Wenn ein solches Kind wie das Zarathustra-Kind von einer höheren Wesenheit ausgefüllt ist, so ist natürlich das Körperchen unreif und muß erst reif gemacht werden. Da ist das, was die menschliche Organisation ist, die Verstandes- und Sinnesorganisation, gleichsam aufgeplustert. Ein solches Kind ist in einer Welt, welche ganz gut wirklich mit dem «bei wilden Tieren sein» dargestellt werden kann. Wir haben schon öfter dargestellt, wie bei derartigen Schilderungen Historisches und Bildliches nur zwei verschiedene Seiten derselben Sache sind. Da spielen sich die Geschehnisse so ab, daß dasjenige, was die spirituellen Mächte sind, wenn es äußerlich als Feindliches sich geltend macht wie beim Zarathustra-Kinde, sich zum Beispiel in der Person des Königs Duransarum zeigt. Das Ganze ist aber auch in seinem Urbilde in der geistigen Welt vorhanden, so daß die äußeren Handlungen dem entsprechen, was innerhalb der geistigen Welt geschieht. Diese Seele des Zarathustra-Kindes wurde also wirklich in früher Jugend in große Gefahren geführt; aber zu gleicher Zeit standen ihr helfend zur Seite, wie es in der Legende heißt, die himmlischen Kühe; die stärkten sie. Bei allen großen Weltanschauungsstiftern in dem ganzen Gebiet vom Kaspischen Meer durch unsere Gegenden hindurch bis zum Westen Europas können Sie diese Erscheinung finden, daß solche Persönlichkeiten, ohne daß sie durch ihre eigene Entwickelung emporgestiegen wären, durchdrungen werden von einer geistigen Wesenheit, um zu Menschheitsführern zu werden. Das keltische Volk hatte solche Sagen in ziemlich großer Anzahl. Von einem keltischen Religionsstifter Habich wird geschildert, wie er auch ausgesetzt und von himmlischen Kühen gesäugt wurde, wie feindliche Angriffe sich geltend machten, wie die Tiere zurückweichen vor ihm, kurz (alle) diese Schilderungen der Gefahren sind so, daß man sagen könnte: Es sind von den 7 Zarathustra-Wundern einige ausgewählt. Einige Züge aus den Zarathustra-Wundern finden Sie immerdar, durch Griechenland hindurch bis in die keltischen Gegenden. Sie brauchen nur an Romulus und Remus zu denken, um ein konkretes Beispiel zu haben. [6]

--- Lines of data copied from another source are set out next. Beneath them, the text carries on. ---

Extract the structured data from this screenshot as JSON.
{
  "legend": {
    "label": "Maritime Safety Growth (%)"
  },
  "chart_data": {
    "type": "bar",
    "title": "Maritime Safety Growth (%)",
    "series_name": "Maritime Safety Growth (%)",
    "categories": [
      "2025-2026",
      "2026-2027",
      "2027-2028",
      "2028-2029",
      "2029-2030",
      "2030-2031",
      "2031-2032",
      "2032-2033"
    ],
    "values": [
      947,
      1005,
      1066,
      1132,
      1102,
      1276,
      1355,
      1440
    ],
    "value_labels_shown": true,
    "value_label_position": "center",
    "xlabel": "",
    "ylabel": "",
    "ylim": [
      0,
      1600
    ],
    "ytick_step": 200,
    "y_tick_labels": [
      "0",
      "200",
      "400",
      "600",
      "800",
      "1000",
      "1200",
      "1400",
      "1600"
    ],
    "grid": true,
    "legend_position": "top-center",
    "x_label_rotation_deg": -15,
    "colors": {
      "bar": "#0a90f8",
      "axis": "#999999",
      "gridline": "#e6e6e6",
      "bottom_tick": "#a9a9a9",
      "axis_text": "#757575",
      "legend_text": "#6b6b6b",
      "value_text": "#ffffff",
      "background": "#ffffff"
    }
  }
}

Zarathustra ist die erste nachatlantische Persönlichkeit als historische Persönlichkeit –, die in jene Form des Mysterien-Wissens, das eigentlich nachatlantisch ist, eingeweiht war, in welcher das Wissen so präpariert wird, daß es im Grunde genommen erst verständlich wird für Vernunft und Verstand der nachatlantischen Menschheit. [7]

Zarathustra war es, der in uralten Zeiten – bald nach der atlantischen Katastrophe – mit den Gütern, die er aus den heiligen Mysterien heraustragen konnte, jenes Volk durchdrang, das den Drang hatte, zu durchweben die äußere Kultur mit menschlicher Geisteskraft. Dazu sollte Zarathustra diesen Völkern, die nicht mehr die atlantischen Fähigkeiten hatten, hineinzuschauen in die geistige Welt, neue Aussichten und neue Hoffnungen auf die geistige Welt geben. So eröffnete Zarathustra jenen Weg, auf dem die Völker einsehen sollten, daß in dem äußeren Sonnenlicht-Leib nur gegeben ist der äußere Leib eines hohen geistigen Wesens welches er, im Gegensatz zu der kleinen menschlichen Aura, die «Große Aura», Ahura Mazdao nannte. Er wollte damit andeuten, daß dieses, zwar jetzt noch weit entfernte Wesen, einstmals heruntersteigen würde auf die Erde, um innerhalb der Menschheitsgeschichte sich substantiell mit der Erde zu vereinigen und im Menschheitswerden weiter zu wirken. Damit wurde für diese Menschen von Zarathustra auf dieselbe Wesenheit hingewiesen, die später in der Geschichte als der Christus lebte.

Zarathustra hatte nun einen bedeutsamen Beschützer, welcher mit dem später üblich gewordenen Namen Guschtasb bezeichnet werden kann. Wir haben also in Zarathustra eine mächtige priesterhafte Natur, welche auf den großen Sonnengeist, auf Ahura Mazdao, hinweist, auf jene Wesenheit, welche der Führer sein soll für die Menschen aus dem äußeren Physischen zurück zum Geistigen. Und in Guschtasb haben wir die königliche Natur dessen, der geneigt war, alles zu tun auf dem äußeren Gebiete, was die großen Inspirationen Zarathustras in der Welt verbreiten konnte. Es entstand einer der größten Kriege, die es in der Welt gegeben hat zwischen Iran und Turan. [8]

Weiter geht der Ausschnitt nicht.